The U.S Court of Appeals for the D.C. Circuit sided with the State Department, saying the addition of “Israel” to the passport “conflicts with the President’s recognition determinations” and is therefore unconstitutional. “The power to recognize a sovereign state’s territorial boundaries is a necessary corollary to the power to recognize a sovereign in the first place,” the court held.

Jerusalem is the capital of Israel, but the Palestinians claim it as their own as well. Jews and Arabs have been fighting over it since 1948, and for centuries before that. The State Department bureaucracy wants to stay neutral (by its own definition of “neutral”).

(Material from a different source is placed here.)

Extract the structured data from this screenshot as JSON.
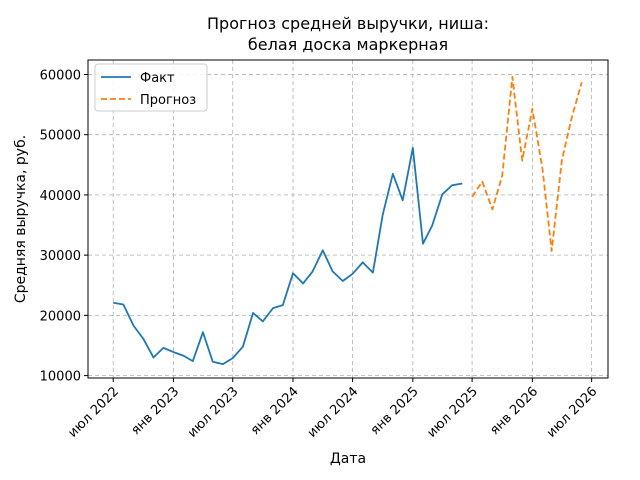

The Zivotofsky family first sued when Menachem was a year old. Now he’s 12. A dozen years of legal wrangling is a long time to split hairs over something that seems clear to a rational consideration. Congress has the right attitude. It recognizes Jerusalem, where Menachem was born, as the place where the flag of Israel flies. Anyone, Jew or Arab, need only to look up almost anywhere in the city to see it fly. Government officials and the cops on the streets are Israelis. Stamping “Israel” on a passport is little more than recognizing fact. Congress, being reasonable and measured, doesn’t require “Israel” on the passport of anyone who doesn’t want it there. The Supreme Court justices have an opportunity to be equally measured in dispensing diplomatic justice.